When we originally made our plans to travel up the Pacific coast from San Diego to Seattle, we envisioned staying as close to the coast as possible by taking US-101 most of the way. We’ve heard from pretty much everyone that the Oregon coast is not to be missed. After reaching the northern end of California though, we decided to exercise our “we can go wherever we want” card and change our plans. It turns out the Pacific northwest coast is pretty chilly in the spring, and we’d had enough of cool weather and foggy/rainy days! So, instead of returning to the coast after our side-trip to Crater Lake, we continued inland toward Bend, Oregon. The park we’d hoped to stay at near Bend (Tumalo State Park) turned out to be closed for renovations, so we had to look elsewhere. We found a really great city park (Sisters Creekside Park) in the nearby town of Sisters.
One of the reasons we really enjoyed our stay was we ended up in one of the best campsites in the park, with lots of space all around us, great for us and the dogs. The only downside was the huge clouds of yellow pollen dumped by the pine trees during our visit. At times it looked like yellow smoke blowing through the campground—apparently each tree dumps up to five pounds of the yellow pollen in a two-week period. Fortunately, it doesn’t cause allergies!

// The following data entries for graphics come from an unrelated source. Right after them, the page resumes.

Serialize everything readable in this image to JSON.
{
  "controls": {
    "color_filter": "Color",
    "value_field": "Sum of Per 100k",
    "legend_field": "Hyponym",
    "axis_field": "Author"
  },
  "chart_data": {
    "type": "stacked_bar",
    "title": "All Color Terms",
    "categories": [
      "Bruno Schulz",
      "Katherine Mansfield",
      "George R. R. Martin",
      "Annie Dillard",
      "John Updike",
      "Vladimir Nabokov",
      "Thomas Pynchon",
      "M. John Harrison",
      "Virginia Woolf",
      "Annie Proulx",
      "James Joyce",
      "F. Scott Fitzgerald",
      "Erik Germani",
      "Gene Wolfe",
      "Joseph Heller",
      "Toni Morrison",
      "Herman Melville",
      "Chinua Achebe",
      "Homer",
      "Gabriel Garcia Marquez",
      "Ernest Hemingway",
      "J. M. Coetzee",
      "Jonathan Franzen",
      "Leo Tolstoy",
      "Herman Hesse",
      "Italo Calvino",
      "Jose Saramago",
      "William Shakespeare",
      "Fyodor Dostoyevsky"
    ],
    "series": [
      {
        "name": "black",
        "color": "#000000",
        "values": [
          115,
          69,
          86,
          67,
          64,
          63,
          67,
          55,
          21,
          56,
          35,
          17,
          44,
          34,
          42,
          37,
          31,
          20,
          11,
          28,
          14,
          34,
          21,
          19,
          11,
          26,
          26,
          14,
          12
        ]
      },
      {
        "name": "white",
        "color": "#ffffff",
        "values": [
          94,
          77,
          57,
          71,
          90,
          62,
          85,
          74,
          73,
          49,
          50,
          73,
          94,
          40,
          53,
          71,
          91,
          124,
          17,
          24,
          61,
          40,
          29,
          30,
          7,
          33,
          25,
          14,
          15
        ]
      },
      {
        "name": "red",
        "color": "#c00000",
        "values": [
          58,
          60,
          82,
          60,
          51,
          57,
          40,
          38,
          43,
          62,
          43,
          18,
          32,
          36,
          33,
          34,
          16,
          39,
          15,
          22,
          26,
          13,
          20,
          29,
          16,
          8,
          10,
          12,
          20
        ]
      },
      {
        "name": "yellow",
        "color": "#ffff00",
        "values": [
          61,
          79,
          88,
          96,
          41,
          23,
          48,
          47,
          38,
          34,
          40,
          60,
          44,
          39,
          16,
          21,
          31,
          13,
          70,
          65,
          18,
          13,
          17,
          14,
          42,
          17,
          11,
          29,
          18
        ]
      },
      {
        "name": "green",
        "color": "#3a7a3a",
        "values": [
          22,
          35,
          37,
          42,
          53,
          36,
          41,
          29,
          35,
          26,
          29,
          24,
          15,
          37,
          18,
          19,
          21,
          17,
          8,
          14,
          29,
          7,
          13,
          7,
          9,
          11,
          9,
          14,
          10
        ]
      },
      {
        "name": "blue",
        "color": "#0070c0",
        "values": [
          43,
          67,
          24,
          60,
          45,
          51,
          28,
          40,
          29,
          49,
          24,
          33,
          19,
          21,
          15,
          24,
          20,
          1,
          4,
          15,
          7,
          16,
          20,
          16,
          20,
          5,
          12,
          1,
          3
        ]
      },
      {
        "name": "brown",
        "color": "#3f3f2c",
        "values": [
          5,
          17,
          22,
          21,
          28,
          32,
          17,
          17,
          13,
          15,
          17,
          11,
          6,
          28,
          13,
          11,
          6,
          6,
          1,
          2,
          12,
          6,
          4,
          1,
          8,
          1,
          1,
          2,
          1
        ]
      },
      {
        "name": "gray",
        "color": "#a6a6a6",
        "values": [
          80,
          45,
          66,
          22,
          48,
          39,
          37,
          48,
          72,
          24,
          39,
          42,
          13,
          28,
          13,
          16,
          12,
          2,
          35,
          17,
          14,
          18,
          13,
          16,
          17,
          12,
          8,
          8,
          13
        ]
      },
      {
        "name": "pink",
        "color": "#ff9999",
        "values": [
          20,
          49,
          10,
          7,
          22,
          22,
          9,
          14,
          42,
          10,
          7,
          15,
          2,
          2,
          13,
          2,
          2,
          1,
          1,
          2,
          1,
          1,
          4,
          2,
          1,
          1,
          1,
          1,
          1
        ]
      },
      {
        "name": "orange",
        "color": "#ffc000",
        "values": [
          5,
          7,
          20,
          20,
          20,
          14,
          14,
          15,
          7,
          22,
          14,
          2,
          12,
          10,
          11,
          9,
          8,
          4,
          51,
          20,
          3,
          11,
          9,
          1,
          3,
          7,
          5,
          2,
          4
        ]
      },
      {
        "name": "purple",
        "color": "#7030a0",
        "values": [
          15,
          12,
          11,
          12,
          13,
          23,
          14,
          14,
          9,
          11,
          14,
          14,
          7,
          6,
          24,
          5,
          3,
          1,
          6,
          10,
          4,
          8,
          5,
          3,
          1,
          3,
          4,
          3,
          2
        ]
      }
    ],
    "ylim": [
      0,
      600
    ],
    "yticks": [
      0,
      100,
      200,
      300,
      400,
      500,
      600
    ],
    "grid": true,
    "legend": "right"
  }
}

The city of Sisters is named for the “Three Sisters” mountains nearby (pictured at the top of this page). Since the park is right in town, we could easily walk the entire town right from the campground, which was a nice change from most places we camp. The town was cute, but in a somewhat touristy way. The population more than doubled (from 959 to to 2,038) from 2000 to 2010 but it still has plenty of charm.
While in the area we also did two hikes with Opie, while Max rested comfortably in Rover. Our first hike was Black Butte, a nearby volcanic cone. Bend and Sisters are far enough east to be on the more arid side of the mountains, so the hike was very hot and very dry, with dust billowing up from every footstep and little shade to be found once we made it through the initial forested section. It was our steepest hike yet (up 1,600 feet over two miles) and with the hot sun even Opie looked exhausted once we made it to the top to break for lunch.
The 360º views were pretty amazing, with snow-capped mountains in every direction. Pictured above is the residence that was previously used as part of the wildfire watchtower duties, with snowy Mt. Jefferson in the distance. After lunch (which included visits by some chipmunks who obviously were accustomed to hikers bearing snacks) we started the trip back down the mountainside. On our way down the mountain, we crossed paths with a few trail runners coming up the path, then crossed paths with them coming back down the path 20 minutes laters. We were both impressed at their stamina since it’s a pretty steep trail. Oregon has some dedicated outdoor folks!
Our second hike was to the Sahalie and Koosah Falls. These are on the west side of the Cascades mountains, so instead of dry desert we were hiking through lush wet forests. It’s amazing what a contrast there is by driving an extra 30 miles! Pictured here is Sahalie Falls, just a short walk from the parking area:
The falls were created by lava flows 3,000 years ago that dammed the nearby Clear Lake. During our hike we came across several fields of black volcanic stones, covered in moss.
Further along our hike we came to Koosah Falls. The trail passed right by the top of the falls and then wound around to the bottom where the river empties into a reservoir. Opie was happy to go for a quick swim in the reservoir to cool off.
Near the end of our hike we needed to cross back over the McKenzie river. While our first river crossing was a large bridge (part of a forest service road), our second crossing was a little different:
The bridge turned out to be a tree across the river (I don’t know if it fell there or was placed there) with railings added for safety. It’s a little hard to tell from the photo above, but the bridge is a pretty good height above the river. Fortunately the log was cut flat on top and the crossing was easy and fun, if a little narrow:
There were quite a few other things we wanted to do and places we wanted to explore in the Bend/Sisters area that we didn’t get to, so we’ve added this to our list of places we want to revisit and spend more time in. In many ways this trip around the country is our “sampler plate” since we generally only spend a week in each place. As we explore we realize there are some places we really like and want to spend a lot more time in, and other places where a week of sightseeing is enough.
I am finally taking another look at your fun blog. When we met you–and Opie!–at Crater Lake, we had just come from the Bend area, where we spent 4 days with our daughter who works on a farm west of Terrebonne. We climbed Black Butte on a cooler day, thank goodness. We had also hiked around Smith Rock the day before–very unusual geography there. I stopped into the quilt shop in Sisters while Doug was doing some laundry there and remember the campground where you stayed. Our subsequent travel down the coast to San Francisco, where our son lives, was beautiful and interesting but, yes, damp and chilly. Thanks for all the sightseeing tips!